Since Direct Recording Electronic voting machines first came into vogue in the U.S. in 2002, a team of cyber-academics (known as the Princeton Group) has been busy demonstrating how easy it is to hack these machines, to remind American citizens just how cyber-vulnerable the voting process is. From their first successful hack into a DRE 15 years ago, they surmised that it was just a matter of time until a cyber-attack occurred in a national election. This summer’s cyber-attack of the Democratic National Committee has shed light on how such events can potentially affect this, and future, elections. Given the apparent ease with which the attack occurred on the DNC, is there any real reason to believe the same cannot, or will not, occur in November?
The DNC hack has certainly captured the attention of the government, with DHS Secretary Johnson acknowledging that the nation’s electoral system is indeed vulnerable, and that it has a long way to go achieve meaningful cyber security in the voting booth. To underscore the point, consider that the U.S. electoral system is not even governed by a national body, but rather each state. There are more than 8,000 separate electoral jurisdictions that are, in the end, governed by city, county and state governments. No offense to the election officials in these jurisdictions, but the vast majority are middle aged volunteers. Neither they, nor the institutions they represent, have meaningful orientation toward or experience in cyber security. Given this, and the absence of federal government oversight, it is clear that we are terribly vulnerable.

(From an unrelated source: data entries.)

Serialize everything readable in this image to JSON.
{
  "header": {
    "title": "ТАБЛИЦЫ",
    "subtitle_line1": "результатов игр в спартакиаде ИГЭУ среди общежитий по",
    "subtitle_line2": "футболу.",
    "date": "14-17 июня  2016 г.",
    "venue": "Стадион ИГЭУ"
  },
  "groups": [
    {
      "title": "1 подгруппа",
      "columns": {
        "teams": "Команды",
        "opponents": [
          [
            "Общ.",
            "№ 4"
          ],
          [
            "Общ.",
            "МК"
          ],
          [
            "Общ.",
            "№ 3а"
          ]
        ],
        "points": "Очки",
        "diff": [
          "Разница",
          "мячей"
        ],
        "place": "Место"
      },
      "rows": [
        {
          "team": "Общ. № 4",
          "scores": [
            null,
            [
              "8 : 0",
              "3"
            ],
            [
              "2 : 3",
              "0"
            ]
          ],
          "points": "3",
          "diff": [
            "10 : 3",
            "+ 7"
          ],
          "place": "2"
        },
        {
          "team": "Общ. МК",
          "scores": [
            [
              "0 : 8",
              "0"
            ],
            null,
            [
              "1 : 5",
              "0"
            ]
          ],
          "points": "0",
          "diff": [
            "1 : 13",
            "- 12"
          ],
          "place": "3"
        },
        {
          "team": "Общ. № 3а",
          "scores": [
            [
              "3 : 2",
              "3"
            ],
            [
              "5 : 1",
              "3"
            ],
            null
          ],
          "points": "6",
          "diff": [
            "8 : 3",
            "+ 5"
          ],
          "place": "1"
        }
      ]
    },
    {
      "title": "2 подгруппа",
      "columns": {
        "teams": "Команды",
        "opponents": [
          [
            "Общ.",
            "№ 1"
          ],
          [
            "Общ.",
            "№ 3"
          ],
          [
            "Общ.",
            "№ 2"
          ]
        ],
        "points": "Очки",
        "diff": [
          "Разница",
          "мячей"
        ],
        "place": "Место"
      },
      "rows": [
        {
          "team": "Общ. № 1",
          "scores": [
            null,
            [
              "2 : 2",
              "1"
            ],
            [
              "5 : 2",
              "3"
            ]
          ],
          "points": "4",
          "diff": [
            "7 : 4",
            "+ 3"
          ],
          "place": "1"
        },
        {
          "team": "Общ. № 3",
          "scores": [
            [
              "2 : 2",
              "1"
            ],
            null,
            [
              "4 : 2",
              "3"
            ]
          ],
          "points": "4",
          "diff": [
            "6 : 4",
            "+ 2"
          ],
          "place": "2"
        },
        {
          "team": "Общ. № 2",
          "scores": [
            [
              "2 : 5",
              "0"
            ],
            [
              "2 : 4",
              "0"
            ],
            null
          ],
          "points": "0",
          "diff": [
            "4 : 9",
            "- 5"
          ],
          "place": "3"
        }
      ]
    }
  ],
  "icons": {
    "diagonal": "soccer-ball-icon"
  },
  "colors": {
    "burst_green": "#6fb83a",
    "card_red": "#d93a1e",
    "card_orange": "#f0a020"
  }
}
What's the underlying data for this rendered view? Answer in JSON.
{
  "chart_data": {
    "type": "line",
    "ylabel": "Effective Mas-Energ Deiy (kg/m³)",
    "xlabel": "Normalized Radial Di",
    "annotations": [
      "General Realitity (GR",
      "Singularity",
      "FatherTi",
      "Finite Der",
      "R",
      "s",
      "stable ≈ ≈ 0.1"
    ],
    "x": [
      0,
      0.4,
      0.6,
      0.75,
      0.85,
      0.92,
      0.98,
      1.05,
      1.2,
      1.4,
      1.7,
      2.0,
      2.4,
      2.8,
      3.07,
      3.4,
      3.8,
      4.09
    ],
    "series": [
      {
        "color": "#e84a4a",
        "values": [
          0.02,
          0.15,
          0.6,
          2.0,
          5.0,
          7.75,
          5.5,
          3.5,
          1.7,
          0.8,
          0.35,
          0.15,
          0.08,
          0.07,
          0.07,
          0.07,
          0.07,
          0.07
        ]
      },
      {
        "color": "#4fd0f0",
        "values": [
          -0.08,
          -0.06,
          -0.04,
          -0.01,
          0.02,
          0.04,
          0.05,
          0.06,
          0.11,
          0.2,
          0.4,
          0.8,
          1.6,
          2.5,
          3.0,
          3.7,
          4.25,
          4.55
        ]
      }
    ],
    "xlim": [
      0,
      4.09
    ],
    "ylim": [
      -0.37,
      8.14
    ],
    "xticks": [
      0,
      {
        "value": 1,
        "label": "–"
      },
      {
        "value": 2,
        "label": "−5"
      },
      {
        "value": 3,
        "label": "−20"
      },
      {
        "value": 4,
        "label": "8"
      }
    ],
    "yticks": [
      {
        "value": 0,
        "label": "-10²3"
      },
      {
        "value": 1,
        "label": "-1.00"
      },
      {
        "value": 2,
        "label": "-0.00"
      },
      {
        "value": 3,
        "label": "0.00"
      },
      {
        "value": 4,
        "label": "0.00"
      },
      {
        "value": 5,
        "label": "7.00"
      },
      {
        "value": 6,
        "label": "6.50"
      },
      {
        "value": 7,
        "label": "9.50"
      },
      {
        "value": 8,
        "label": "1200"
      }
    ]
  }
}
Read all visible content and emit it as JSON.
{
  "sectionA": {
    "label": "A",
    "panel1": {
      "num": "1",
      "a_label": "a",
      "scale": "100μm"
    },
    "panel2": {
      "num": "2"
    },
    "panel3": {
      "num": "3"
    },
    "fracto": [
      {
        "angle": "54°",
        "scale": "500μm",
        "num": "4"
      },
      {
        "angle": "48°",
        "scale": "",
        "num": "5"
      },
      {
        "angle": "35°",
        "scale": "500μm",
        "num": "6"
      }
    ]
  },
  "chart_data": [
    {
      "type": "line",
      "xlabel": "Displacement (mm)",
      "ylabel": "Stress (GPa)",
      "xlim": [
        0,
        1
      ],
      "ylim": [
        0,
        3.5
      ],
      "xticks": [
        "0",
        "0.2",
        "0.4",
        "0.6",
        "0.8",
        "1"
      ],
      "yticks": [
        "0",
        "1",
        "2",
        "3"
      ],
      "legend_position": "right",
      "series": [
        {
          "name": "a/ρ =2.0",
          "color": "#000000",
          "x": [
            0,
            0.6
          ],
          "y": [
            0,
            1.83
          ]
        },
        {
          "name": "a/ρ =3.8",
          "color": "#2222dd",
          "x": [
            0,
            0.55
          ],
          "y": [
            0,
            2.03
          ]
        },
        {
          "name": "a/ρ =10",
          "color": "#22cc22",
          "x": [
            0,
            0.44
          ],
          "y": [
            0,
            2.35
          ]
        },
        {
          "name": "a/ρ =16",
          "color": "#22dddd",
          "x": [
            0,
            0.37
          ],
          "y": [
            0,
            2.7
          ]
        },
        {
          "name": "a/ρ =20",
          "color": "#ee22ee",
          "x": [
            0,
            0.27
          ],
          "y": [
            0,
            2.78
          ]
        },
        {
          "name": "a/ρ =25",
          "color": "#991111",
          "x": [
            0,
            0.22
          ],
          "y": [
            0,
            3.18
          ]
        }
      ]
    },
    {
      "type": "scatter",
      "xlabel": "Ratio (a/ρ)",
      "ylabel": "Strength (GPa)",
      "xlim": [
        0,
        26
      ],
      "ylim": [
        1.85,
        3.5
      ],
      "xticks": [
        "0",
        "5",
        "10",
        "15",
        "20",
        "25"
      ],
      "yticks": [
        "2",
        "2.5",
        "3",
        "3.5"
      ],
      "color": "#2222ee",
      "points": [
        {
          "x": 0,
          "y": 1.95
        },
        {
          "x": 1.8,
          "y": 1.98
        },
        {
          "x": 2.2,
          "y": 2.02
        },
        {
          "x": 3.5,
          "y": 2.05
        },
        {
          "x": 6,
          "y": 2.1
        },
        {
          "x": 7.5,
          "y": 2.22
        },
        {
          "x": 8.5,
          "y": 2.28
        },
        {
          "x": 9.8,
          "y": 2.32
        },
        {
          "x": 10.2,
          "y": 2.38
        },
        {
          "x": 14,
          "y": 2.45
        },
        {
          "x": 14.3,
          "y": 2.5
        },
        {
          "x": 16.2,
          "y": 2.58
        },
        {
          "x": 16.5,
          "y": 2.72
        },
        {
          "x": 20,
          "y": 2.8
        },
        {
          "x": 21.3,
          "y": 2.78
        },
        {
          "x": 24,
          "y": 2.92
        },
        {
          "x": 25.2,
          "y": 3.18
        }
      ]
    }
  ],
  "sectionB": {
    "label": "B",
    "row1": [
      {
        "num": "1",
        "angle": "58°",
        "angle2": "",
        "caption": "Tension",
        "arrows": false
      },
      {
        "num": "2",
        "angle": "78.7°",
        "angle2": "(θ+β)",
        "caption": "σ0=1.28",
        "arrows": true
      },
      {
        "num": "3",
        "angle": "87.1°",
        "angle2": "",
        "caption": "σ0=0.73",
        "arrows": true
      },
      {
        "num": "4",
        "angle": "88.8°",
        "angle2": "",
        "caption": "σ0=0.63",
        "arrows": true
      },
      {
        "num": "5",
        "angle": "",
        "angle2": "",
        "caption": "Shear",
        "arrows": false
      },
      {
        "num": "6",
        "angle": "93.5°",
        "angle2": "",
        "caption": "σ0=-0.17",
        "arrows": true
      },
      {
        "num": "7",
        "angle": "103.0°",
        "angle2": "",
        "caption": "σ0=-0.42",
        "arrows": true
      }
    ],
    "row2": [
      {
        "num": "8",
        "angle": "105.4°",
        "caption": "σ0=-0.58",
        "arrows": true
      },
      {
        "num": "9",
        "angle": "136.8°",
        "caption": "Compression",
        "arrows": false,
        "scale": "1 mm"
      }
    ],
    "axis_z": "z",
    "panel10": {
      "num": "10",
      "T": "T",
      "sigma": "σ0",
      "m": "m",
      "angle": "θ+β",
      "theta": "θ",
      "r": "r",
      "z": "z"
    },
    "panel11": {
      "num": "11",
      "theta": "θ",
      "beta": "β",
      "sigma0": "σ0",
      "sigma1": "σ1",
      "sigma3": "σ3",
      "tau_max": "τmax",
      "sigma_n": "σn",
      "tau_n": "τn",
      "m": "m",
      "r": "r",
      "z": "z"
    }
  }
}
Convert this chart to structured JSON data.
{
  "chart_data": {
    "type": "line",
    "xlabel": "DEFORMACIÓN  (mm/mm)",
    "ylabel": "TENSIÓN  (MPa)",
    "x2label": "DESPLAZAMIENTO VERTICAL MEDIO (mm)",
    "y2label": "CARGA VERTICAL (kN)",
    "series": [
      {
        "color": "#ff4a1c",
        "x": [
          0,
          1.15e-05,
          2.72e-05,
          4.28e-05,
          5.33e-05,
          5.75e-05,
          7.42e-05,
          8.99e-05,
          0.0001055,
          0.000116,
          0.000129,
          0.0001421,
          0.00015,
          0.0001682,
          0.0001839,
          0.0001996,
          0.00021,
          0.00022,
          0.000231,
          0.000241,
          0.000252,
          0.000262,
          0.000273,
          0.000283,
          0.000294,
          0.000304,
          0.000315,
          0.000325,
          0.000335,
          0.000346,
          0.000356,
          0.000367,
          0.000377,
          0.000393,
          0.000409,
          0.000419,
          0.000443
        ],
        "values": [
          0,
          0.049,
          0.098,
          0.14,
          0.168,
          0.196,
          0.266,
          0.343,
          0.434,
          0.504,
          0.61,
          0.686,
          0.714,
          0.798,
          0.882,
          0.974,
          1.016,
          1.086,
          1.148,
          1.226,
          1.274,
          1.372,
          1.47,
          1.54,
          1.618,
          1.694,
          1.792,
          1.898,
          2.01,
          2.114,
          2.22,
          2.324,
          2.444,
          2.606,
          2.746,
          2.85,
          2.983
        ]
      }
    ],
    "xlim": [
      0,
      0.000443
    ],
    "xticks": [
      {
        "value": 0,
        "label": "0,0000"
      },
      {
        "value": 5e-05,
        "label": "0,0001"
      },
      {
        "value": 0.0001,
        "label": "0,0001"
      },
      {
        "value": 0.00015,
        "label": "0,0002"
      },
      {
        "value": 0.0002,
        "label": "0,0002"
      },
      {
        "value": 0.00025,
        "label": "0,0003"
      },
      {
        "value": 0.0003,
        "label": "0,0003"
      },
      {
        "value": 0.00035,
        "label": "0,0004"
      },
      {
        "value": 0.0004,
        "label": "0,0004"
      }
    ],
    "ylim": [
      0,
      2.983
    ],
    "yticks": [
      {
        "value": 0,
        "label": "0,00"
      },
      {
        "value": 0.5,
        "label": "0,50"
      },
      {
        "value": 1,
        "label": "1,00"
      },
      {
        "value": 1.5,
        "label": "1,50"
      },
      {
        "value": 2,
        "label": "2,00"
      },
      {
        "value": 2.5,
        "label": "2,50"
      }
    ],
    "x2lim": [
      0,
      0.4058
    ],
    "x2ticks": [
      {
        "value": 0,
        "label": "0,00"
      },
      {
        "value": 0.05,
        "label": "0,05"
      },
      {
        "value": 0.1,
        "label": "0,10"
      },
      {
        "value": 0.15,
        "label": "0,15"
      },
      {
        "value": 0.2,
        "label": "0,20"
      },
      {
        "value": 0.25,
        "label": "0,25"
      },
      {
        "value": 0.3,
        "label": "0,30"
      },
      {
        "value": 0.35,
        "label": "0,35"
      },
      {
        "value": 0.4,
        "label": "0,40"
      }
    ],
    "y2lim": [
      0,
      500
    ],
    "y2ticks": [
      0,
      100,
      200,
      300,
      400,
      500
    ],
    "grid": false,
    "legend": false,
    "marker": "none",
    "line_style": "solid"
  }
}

The Princeton Group’s message is simplistically clear: the latest generation of smart phones are more secure than DREs, and as a result, there are many critical areas in the vote gathering and counting process that are at risk. Although some voting district officials have commenced the process of becoming less reliant on DREs — replacing them with alternatives such as optical scanners — those DREs that remain are increasingly obsolete, with aging software and large cyber ‘holes’ that may be exploited. Hundreds of digital-only precincts remain, many in swing states, and they become less secure with each passing year.